Un’opera ben strutturata in quattro atti, alla maniera classica, registicamente quasi simmetrici, suddivisi da piccoli istanti di buio completo.
La scena è una semplice cucina, in cui però è ben riflesso, nelle sue mille sfaccettature, il rimbombo assordante della periferia urbana, della quale ogni problematica trova spazio non solo nei gesti più sfacciatamente scabrosi, ma in una banale, diffusa, sottesa attitudine alla violenza ed alla sottomissione alle sue dinamiche.
Tre personaggi, un dialogo incessante che coinvolge il pubblico in una fortissima tensione, offrendo amplissimi spunti di riflessione riguardo a molte problematiche della società odierna, e soprattutto riguardo alle modalità di approccio e reazione che si possono avere ad esse; riflessioni non cercate attraverso discorsi lenti e pesanti, bensì sorte spontaneamente di fronte all’osservazione di tipi umani che emergono dal dialogo pregno di simbolismo, e da una verità che affiora poco a poco, lasciata intendere e mai descritta, per poi essere traumaticamente svelata nel finale.
Un’opera moderna che ha molto del teatro classico greco, dalla capacità di trasportare ed emozionare fortemente il pubblico, alla non-rappresentazione diretta delle scene di violenza, e soprattutto nel ritrovamento del fulcro tragico nella perenne lotta tra giustizia sociale e giustizia privata.
La giustizia è tale in quanto giusta o in quanto applicata?
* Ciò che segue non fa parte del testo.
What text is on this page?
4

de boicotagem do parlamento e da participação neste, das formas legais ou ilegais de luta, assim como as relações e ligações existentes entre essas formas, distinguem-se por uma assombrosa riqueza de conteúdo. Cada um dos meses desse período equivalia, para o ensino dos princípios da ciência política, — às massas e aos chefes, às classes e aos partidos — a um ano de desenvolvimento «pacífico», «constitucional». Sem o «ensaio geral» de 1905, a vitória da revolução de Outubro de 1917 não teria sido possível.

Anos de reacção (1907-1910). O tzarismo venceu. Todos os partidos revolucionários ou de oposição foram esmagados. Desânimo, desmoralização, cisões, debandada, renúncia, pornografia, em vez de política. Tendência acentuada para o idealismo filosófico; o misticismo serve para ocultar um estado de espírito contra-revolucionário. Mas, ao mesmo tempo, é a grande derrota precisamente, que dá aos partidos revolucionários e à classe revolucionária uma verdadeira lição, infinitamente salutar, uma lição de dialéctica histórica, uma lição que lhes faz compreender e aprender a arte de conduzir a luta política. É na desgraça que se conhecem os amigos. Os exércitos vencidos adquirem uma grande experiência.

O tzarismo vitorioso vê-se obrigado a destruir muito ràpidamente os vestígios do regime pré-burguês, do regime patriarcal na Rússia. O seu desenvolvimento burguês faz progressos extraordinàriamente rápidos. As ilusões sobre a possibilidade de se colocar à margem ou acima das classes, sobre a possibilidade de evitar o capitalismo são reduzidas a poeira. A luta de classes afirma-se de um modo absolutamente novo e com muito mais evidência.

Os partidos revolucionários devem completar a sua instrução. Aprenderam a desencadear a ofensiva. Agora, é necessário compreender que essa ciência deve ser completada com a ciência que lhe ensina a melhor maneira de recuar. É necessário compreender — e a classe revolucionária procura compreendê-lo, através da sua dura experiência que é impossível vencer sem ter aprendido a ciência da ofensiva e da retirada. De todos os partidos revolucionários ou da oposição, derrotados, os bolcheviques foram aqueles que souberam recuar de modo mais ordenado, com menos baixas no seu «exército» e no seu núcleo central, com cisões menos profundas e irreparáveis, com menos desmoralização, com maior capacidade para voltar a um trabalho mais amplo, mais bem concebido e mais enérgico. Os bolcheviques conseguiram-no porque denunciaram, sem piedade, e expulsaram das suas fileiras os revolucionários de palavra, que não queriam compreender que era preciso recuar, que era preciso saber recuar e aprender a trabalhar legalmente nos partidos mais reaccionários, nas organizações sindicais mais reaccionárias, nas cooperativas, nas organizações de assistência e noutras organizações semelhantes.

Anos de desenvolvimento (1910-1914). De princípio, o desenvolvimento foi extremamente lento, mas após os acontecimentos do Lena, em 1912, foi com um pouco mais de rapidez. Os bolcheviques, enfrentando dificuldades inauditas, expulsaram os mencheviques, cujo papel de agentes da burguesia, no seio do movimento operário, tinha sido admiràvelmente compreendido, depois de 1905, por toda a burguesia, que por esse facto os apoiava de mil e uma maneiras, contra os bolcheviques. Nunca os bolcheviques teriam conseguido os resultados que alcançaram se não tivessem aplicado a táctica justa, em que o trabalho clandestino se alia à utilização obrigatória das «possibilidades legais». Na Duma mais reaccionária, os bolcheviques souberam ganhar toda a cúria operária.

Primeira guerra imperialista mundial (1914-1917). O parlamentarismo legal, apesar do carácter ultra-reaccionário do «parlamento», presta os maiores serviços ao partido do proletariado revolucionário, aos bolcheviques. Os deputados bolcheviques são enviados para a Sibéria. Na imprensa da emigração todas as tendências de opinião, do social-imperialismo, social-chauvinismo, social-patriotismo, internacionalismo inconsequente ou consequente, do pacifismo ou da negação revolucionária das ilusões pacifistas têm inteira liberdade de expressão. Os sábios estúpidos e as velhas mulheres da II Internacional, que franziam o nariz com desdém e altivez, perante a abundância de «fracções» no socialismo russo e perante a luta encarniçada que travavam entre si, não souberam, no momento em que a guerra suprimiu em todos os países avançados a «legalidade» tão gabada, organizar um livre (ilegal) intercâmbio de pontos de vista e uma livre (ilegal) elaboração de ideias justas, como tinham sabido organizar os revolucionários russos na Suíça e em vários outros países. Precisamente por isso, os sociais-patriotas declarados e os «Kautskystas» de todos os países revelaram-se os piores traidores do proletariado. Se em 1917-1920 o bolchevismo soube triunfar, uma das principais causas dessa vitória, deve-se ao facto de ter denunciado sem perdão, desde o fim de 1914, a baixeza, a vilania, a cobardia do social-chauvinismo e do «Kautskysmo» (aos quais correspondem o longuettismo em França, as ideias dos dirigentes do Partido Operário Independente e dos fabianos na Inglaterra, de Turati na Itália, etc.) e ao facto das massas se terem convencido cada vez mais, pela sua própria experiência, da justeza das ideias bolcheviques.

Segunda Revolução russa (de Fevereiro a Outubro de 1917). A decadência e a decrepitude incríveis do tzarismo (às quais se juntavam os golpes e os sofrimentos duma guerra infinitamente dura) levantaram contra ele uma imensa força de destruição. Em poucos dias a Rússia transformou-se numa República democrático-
Quali sono i criteri per la sua applicazione? Si può davvero parlare di “tipi umani”? Esiste il relativismo in giustizia, la annulla o la motiva? C’è qualcuno che davvero la garantisca?
Probabilmente una tragedia di difficile rappresentazione, ma perfettamente orchestrata dalla regia di Luca Ligato e animata dalle interpretazioni di Alice Redini, Dario Merlini e Umberto Terruso.